Samstag, 18. Oktober 2008

Credit Crunch Sacks Banks in Third Quarter

The banks reporting earnings results on Thursday showed continued struggles with the credit crunch.

PNC Financial Services Group’s (PNC) earnings plummeted to $248 million, or $0.71 per share, during the third quarter. That represents a drop of 39% from the same period last year, and 51% from the second quarter. Analysts expected Pennsylvania’s largest bank to earn 84-cents per share during the third quarter.

The bank’s retail and corporate banking units took the hardest hits, both earning less than 40% of what they earned in the second quarter. PNC’s investment servicing component, a relatively small unit, fared better, earning nearly exactly the same as it did in the second quarter.

"During a time of great uncertainty, PNC posted solid third quarter results reflecting the quality of our balance sheet, and we maintained strong capital and liquidity positions," PNC Chairman and CEO James Rohr said in a release.

Still, PNC’s balance sheet took a couple of hits during the quarter. Capital ratios remained strong from the second quarter to the third, but the quality of its assets deteriorated. The ratio of nonperforming loans to total loans increased from 0.95% to 1.12%.

“PNC was not immune to the effects of market dislocation on certain fair value assets,” Rohr said.

Capital One Financial Corporation (COF)said its earnings dropped to $374.1 million, or $1.00 per share, in the third quarter, essentially meeting analysts’ expectations. The company earned $452.9 million in the second quarter of this year.

Capital One’s credit unit – by far its biggest component – earned $345 million in the third quarter. That represents about a 1.3% increase from the second quarter, but a whopping 45% decrease relative to the same period last year. Its local banking business reported substantial gains in the third quarter, growing 32% from the second quarter.

Capital One's shares dropped 6% to $36.56 in after-hours from the New York Stock Exchange close of $38.70.

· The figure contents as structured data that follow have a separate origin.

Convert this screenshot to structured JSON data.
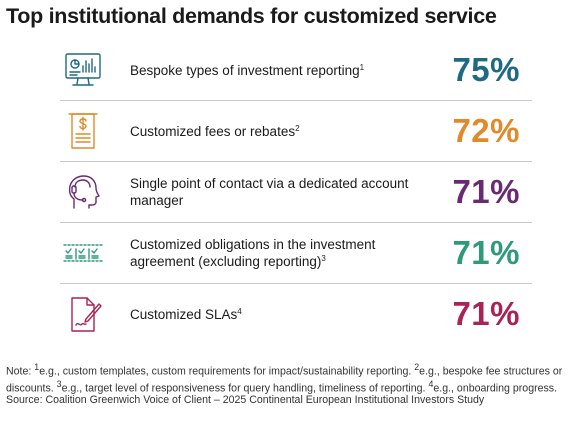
{
  "title": "Top institutional demands for customized service",
  "items": [
    {
      "label": "Bespoke types of investment reporting",
      "note_ref": "1",
      "value": "75%",
      "color": "#1e6a82",
      "icon": "reporting-dashboard-icon"
    },
    {
      "label": "Customized fees or rebates",
      "note_ref": "2",
      "value": "72%",
      "color": "#e08a2a",
      "icon": "invoice-icon"
    },
    {
      "label": "Single point of contact via a dedicated account manager",
      "note_ref": "",
      "value": "71%",
      "color": "#6a2a72",
      "icon": "headset-person-icon"
    },
    {
      "label": "Customized obligations in the investment agreement (excluding reporting)",
      "note_ref": "3",
      "value": "71%",
      "color": "#2f9a7a",
      "icon": "checklist-icon"
    },
    {
      "label": "Customized SLAs",
      "note_ref": "4",
      "value": "71%",
      "color": "#a82456",
      "icon": "contract-pen-icon"
    }
  ],
  "notes": {
    "prefix": "Note: ",
    "n1": "1",
    "t1": "e.g., custom templates, custom requirements for impact/sustainability reporting. ",
    "n2": "2",
    "t2": "e.g., bespoke fee structures or discounts. ",
    "n3": "3",
    "t3": "e.g., target level of responsiveness for query handling, timeliness of reporting. ",
    "n4": "4",
    "t4": "e.g., onboarding progress.",
    "source": "Source: Coalition Greenwich Voice of Client – 2025 Continental European Institutional Investors Study"
  }
}
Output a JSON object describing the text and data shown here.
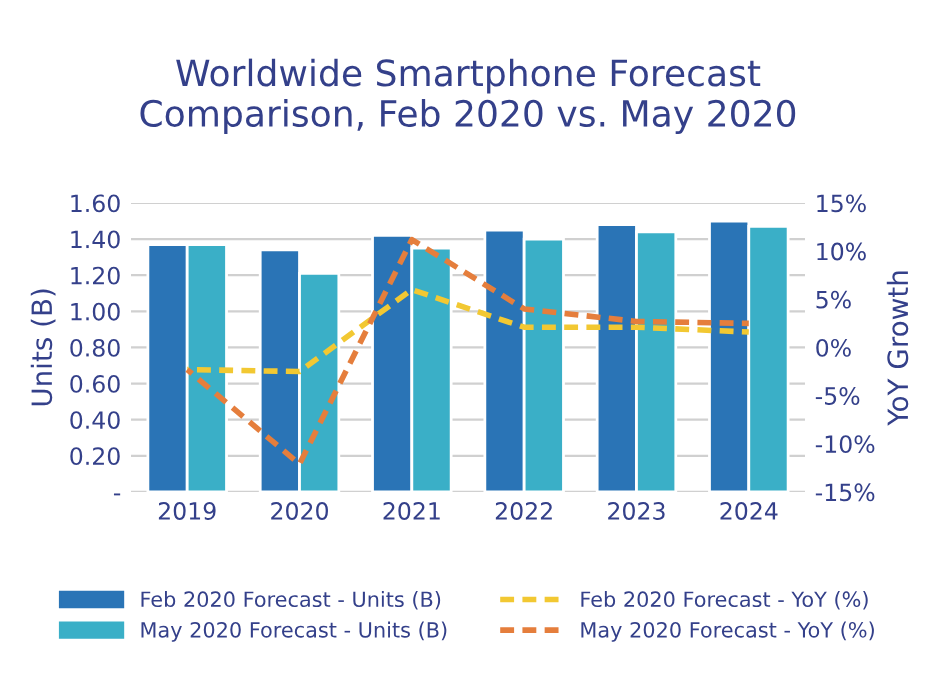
{
  "chart_data": {
    "type": "bar",
    "title": "Worldwide Smartphone Forecast\nComparison, Feb 2020 vs. May 2020",
    "ylabel": "Units (B)",
    "y2label": "YoY Growth",
    "categories": [
      "2019",
      "2020",
      "2021",
      "2022",
      "2023",
      "2024"
    ],
    "series": [
      {
        "name": "Feb 2020 Forecast - Units (B)",
        "color": "#2a74b6",
        "values": [
          1.37,
          1.34,
          1.42,
          1.45,
          1.48,
          1.5
        ]
      },
      {
        "name": "May 2020 Forecast - Units (B)",
        "color": "#3aafc7",
        "values": [
          1.37,
          1.21,
          1.35,
          1.4,
          1.44,
          1.47
        ]
      },
      {
        "name": "Feb 2020 Forecast - YoY (%)",
        "type": "line",
        "axis": "y2",
        "color": "#f2c832",
        "line_style": "dashed",
        "values": [
          -2.3,
          -2.5,
          6.0,
          2.1,
          2.1,
          1.6
        ]
      },
      {
        "name": "May 2020 Forecast - YoY (%)",
        "type": "line",
        "axis": "y2",
        "color": "#e57e3c",
        "line_style": "dashed",
        "values": [
          -2.3,
          -12.1,
          11.2,
          4.0,
          2.7,
          2.5
        ]
      }
    ],
    "ylim": [
      0,
      1.6
    ],
    "yticks": [
      {
        "value": 0,
        "label": "-"
      },
      {
        "value": 0.2,
        "label": "0.20"
      },
      {
        "value": 0.4,
        "label": "0.40"
      },
      {
        "value": 0.6,
        "label": "0.60"
      },
      {
        "value": 0.8,
        "label": "0.80"
      },
      {
        "value": 1.0,
        "label": "1.00"
      },
      {
        "value": 1.2,
        "label": "1.20"
      },
      {
        "value": 1.4,
        "label": "1.40"
      },
      {
        "value": 1.6,
        "label": "1.60"
      }
    ],
    "y2lim": [
      -15,
      15
    ],
    "y2ticks": [
      {
        "value": -15,
        "label": "-15%"
      },
      {
        "value": -10,
        "label": "-10%"
      },
      {
        "value": -5,
        "label": "-5%"
      },
      {
        "value": 0,
        "label": "0%"
      },
      {
        "value": 5,
        "label": "5%"
      },
      {
        "value": 10,
        "label": "10%"
      },
      {
        "value": 15,
        "label": "15%"
      }
    ],
    "grid": "y",
    "legend": "bottom"
  }
}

Huntington Bancshares’ (HBAN) earnings were lower in the third quarter, but did beat analysts’ expectations. The Midwest regional bank earned $115 million, or 28 cents per share, in the third quarter, down about 17% from the same period last year. However, the bank did earn about 12% more than it did in the second quarter.

"Huntington's third quarter results were quite solid during this period of unprecedented economic and capital markets turmoil," said Huntington President and CEO Thomas E. Hoaglin.

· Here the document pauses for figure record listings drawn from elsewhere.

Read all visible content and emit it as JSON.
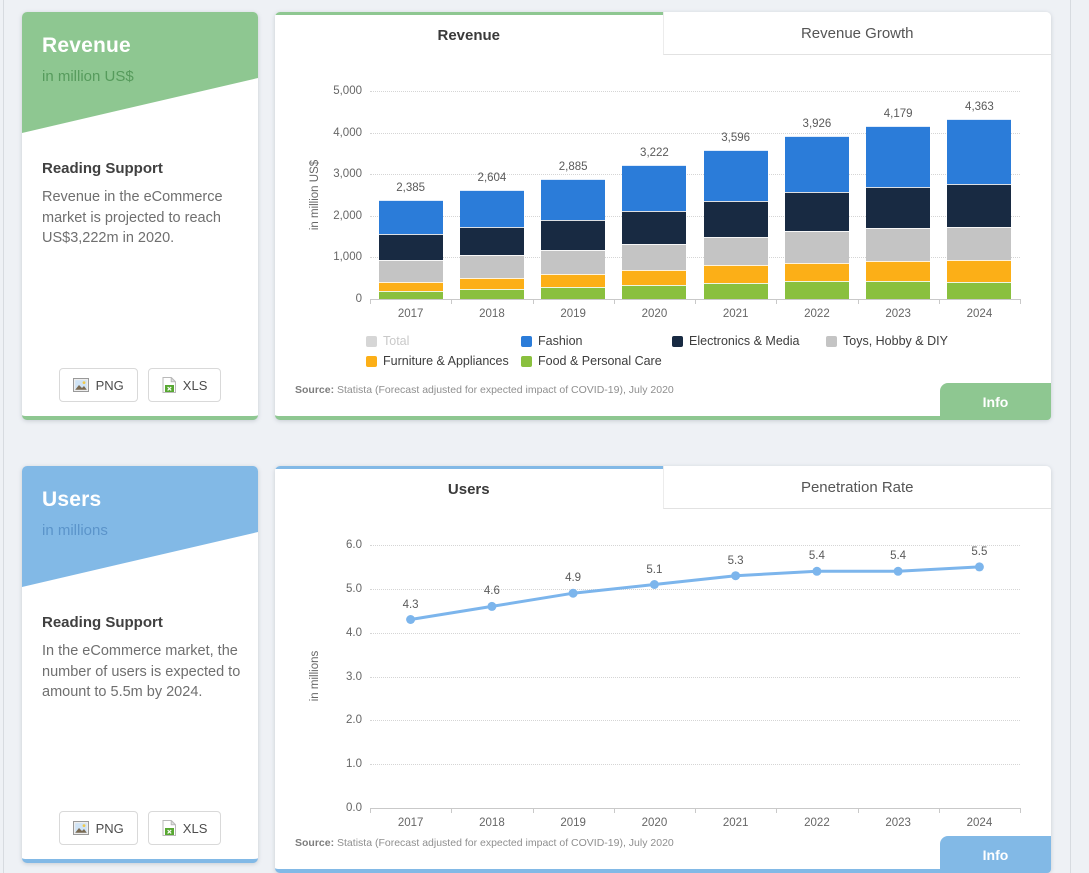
{
  "revenue": {
    "summary": {
      "title": "Revenue",
      "subtitle": "in million US$",
      "reading_title": "Reading Support",
      "reading_text": "Revenue in the eCommerce market is projected to reach US$3,222m in 2020.",
      "png_label": "PNG",
      "xls_label": "XLS"
    },
    "tabs": {
      "active": "Revenue",
      "inactive": "Revenue Growth"
    },
    "source_label": "Source:",
    "source_text": "Statista (Forecast adjusted for expected impact of COVID-19), July 2020",
    "info_label": "Info",
    "accent_color": "#8ec791"
  },
  "users": {
    "summary": {
      "title": "Users",
      "subtitle": "in millions",
      "reading_title": "Reading Support",
      "reading_text": "In the eCommerce market, the number of users is expected to amount to 5.5m by 2024.",
      "png_label": "PNG",
      "xls_label": "XLS"
    },
    "tabs": {
      "active": "Users",
      "inactive": "Penetration Rate"
    },
    "source_label": "Source:",
    "source_text": "Statista (Forecast adjusted for expected impact of COVID-19), July 2020",
    "info_label": "Info",
    "accent_color": "#82b9e6"
  },
  "chart_data": [
    {
      "type": "bar",
      "stacked": true,
      "title": "Revenue",
      "ylabel": "in million US$",
      "ylim": [
        0,
        5000
      ],
      "yticks": [
        "0",
        "1,000",
        "2,000",
        "3,000",
        "4,000",
        "5,000"
      ],
      "grid": "dotted horizontal",
      "categories": [
        "2017",
        "2018",
        "2019",
        "2020",
        "2021",
        "2022",
        "2023",
        "2024"
      ],
      "totals": [
        2385,
        2604,
        2885,
        3222,
        3596,
        3926,
        4179,
        4363
      ],
      "total_labels": [
        "2,385",
        "2,604",
        "2,885",
        "3,222",
        "3,596",
        "3,926",
        "4,179",
        "4,363"
      ],
      "series": [
        {
          "name": "Food & Personal Care",
          "color": "#8ac03e",
          "values": [
            200,
            235,
            278,
            330,
            391,
            432,
            428,
            415
          ]
        },
        {
          "name": "Furniture & Appliances",
          "color": "#fcaf17",
          "values": [
            216,
            257,
            308,
            370,
            442,
            439,
            491,
            538
          ]
        },
        {
          "name": "Toys, Hobby & DIY",
          "color": "#c4c4c4",
          "values": [
            520,
            546,
            580,
            620,
            662,
            769,
            792,
            799
          ]
        },
        {
          "name": "Electronics & Media",
          "color": "#182a42",
          "values": [
            625,
            668,
            725,
            792,
            865,
            936,
            996,
            1040
          ]
        },
        {
          "name": "Fashion",
          "color": "#2b7cd9",
          "values": [
            824,
            898,
            994,
            1110,
            1236,
            1350,
            1472,
            1571
          ]
        }
      ],
      "legend_position": "bottom",
      "legend": [
        {
          "label": "Total",
          "color": "#d6d6d6",
          "muted": true
        },
        {
          "label": "Fashion",
          "color": "#2b7cd9",
          "muted": false
        },
        {
          "label": "Electronics & Media",
          "color": "#182a42",
          "muted": false
        },
        {
          "label": "Toys, Hobby & DIY",
          "color": "#c4c4c4",
          "muted": false
        },
        {
          "label": "Furniture & Appliances",
          "color": "#fcaf17",
          "muted": false
        },
        {
          "label": "Food & Personal Care",
          "color": "#8ac03e",
          "muted": false
        }
      ]
    },
    {
      "type": "line",
      "title": "Users",
      "ylabel": "in millions",
      "ylim": [
        0,
        6
      ],
      "yticks": [
        "0.0",
        "1.0",
        "2.0",
        "3.0",
        "4.0",
        "5.0",
        "6.0"
      ],
      "grid": "dotted horizontal",
      "categories": [
        "2017",
        "2018",
        "2019",
        "2020",
        "2021",
        "2022",
        "2023",
        "2024"
      ],
      "values": [
        4.3,
        4.6,
        4.9,
        5.1,
        5.3,
        5.4,
        5.4,
        5.5
      ],
      "value_labels": [
        "4.3",
        "4.6",
        "4.9",
        "5.1",
        "5.3",
        "5.4",
        "5.4",
        "5.5"
      ],
      "color": "#7cb5ec",
      "legend_position": "none"
    }
  ]
}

The Columbus, Ohio, bank’s capital levels remained strong from the second quarter to the third, but its assets decayed. The bank’s non-performing assets grew by 5% in the third quarter, caused primarily by non-accruing commercial real estate and industrial loans. According to Hoaglin, “problem assets are increasing, but at a manageable pace.”

Huntington also slashed its 2008 profit expectations to $1.12 to $1.16 per share, from $1.25 to $1.35 per share amid weakening economic conditions in the Midwest.

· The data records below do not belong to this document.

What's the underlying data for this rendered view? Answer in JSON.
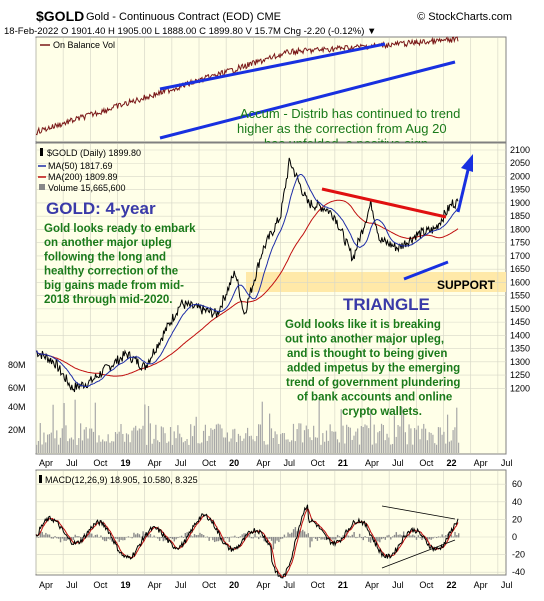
{
  "header": {
    "symbol": "$GOLD",
    "description": "Gold - Continuous Contract (EOD) CME",
    "source": "© StockCharts.com",
    "quote_line": "18-Feb-2022  O 1901.40  H 1905.00  L 1888.00  C 1899.80  V 15.7M  Chg -2.20 (-0.12%) ▼"
  },
  "obv_panel": {
    "legend": "On Balance Vol",
    "annotation": [
      "Accum - Distrib has continued to trend",
      "higher as the correction from Aug 20",
      "has unfolded, a positive sign."
    ]
  },
  "price_panel": {
    "legend_title": "$GOLD (Daily) 1899.80",
    "legend_ma50": "MA(50) 1817.69",
    "legend_ma200": "MA(200) 1809.89",
    "legend_volume": "Volume 15,665,600",
    "heading": "GOLD: 4-year",
    "body_left": [
      "Gold looks ready to embark",
      "on another major upleg",
      "following the long and",
      "healthy correction of the",
      "big gains made from mid-",
      "2018 through mid-2020."
    ],
    "support_label": "SUPPORT",
    "triangle_label": "TRIANGLE",
    "body_right": [
      "Gold looks like it is breaking",
      "out into another major upleg,",
      "and is thought to being given",
      "added impetus by the emerging",
      "trend of government plundering",
      "of bank accounts and online",
      "crypto wallets."
    ],
    "y_ticks": [
      "2100",
      "2050",
      "2000",
      "1950",
      "1900",
      "1850",
      "1800",
      "1750",
      "1700",
      "1650",
      "1600",
      "1550",
      "1500",
      "1450",
      "1400",
      "1350",
      "1300",
      "1250",
      "1200"
    ],
    "vol_ticks": [
      "60M",
      "40M",
      "20M",
      "80M"
    ]
  },
  "macd_panel": {
    "legend": "MACD(12,26,9) 18.905, 10.580, 8.325",
    "y_ticks": [
      "60",
      "40",
      "20",
      "0",
      "-20",
      "-40"
    ]
  },
  "x_axis": {
    "labels": [
      "Apr",
      "Jul",
      "Oct",
      "19",
      "Apr",
      "Jul",
      "Oct",
      "20",
      "Apr",
      "Jul",
      "Oct",
      "21",
      "Apr",
      "Jul",
      "Oct",
      "22",
      "Apr",
      "Jul"
    ]
  },
  "colors": {
    "panel_bg": "#ffffe8",
    "support_band": "#ffe9a8",
    "price_line": "#000000",
    "ma50": "#1f2ea8",
    "ma200": "#c01010",
    "annotation_text": "#1a7a1a",
    "heading_text": "#3a3aa8",
    "trendline_blue": "#1830e0",
    "trendline_red": "#e01010"
  },
  "chart_data": {
    "type": "line",
    "title": "$GOLD Gold - Continuous Contract (EOD) CME",
    "date_range": [
      "2018-04",
      "2022-07"
    ],
    "close": {
      "x": [
        "2018-04",
        "2018-06",
        "2018-08",
        "2018-10",
        "2018-12",
        "2019-02",
        "2019-04",
        "2019-06",
        "2019-08",
        "2019-10",
        "2019-12",
        "2020-02",
        "2020-03",
        "2020-05",
        "2020-07",
        "2020-08",
        "2020-10",
        "2020-12",
        "2021-01",
        "2021-03",
        "2021-05",
        "2021-06",
        "2021-08",
        "2021-10",
        "2021-12",
        "2022-02"
      ],
      "y": [
        1340,
        1300,
        1200,
        1225,
        1280,
        1330,
        1280,
        1400,
        1520,
        1500,
        1480,
        1640,
        1480,
        1720,
        1850,
        2060,
        1900,
        1880,
        1850,
        1690,
        1900,
        1760,
        1730,
        1780,
        1800,
        1900
      ]
    },
    "ma200_last": 1809.89,
    "ma50_last": 1817.69,
    "ylim": [
      1150,
      2120
    ],
    "support_range": [
      1670,
      1700
    ],
    "macd": {
      "macd": 18.905,
      "signal": 10.58,
      "histogram": 8.325,
      "ylim": [
        -45,
        65
      ]
    }
  }
}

"As we head into the fourth quarter, our view is that difficult times will remain and challenges for our customers will increase,” Hoaglin said.

BB&T Corporation’s (BBT)third-quarter profit sunk to $358 million, or 65 cents per share, falling 1-cent below analysts’ expectations. The southeast regional bank earned about 19% less in the third quarter this year as it did in the same period last year.

"While we are not immune to the unprecedented challenges in the financial markets, BB&T remains a strong and financially sound company," said BB&T Chairman and CEO John Allison.

"Our capital levels, debt ratings and earnings are among the best in the industry.”

Capital levels remained “very healthy,” the company said, led by growth in tier-1 capital. However, quality of assets atrophied somewhat -- non-performing assets to total assets grew to 1.2% in the third quarter from 0.95% in the second quarter.

Bank of New York Mellon Corporation’s (BK) profit tumbled by more than half in the third quarter, still besting analysts’ estimates. The bank earned $305 million, or 26 cents per share, from continuing operations in the third quarter. Excluding charges, Bank of New York earned $0.79 per share, which is substantially higher than analysts’ estimates of 66-cents per share.

“In the face of unprecedented market volatility our operating performance exceeded expectations,” said Robert P. Kelly, chairman and chief executive officer of The Bank of New York Mellon.

Bank of New York’s portfolio of securities was, however, pummeled in the third quarter. Overall, the Bank of New York’s portfolio of securities is off $1.68 billion for the third quarter -- unrealized losses now total $4.65 billion. The bank’s Alt-A securities were bludgeoned, causing $925 million in unrealized losses for the quarter, and adding up to $2.34 billion. Its subprime mortgage portfolio has also been slammed. The company says 96% of securities in its portfolio still hold a AAA , AA or A rating, leaving 4% rated as “other.”

The bank’s capital ratios remained strong, and well above regulator requirements from the second quarter to the third quarter. It has also managed to push its non-performing asset ratio lower from 0.5% to 0.4%.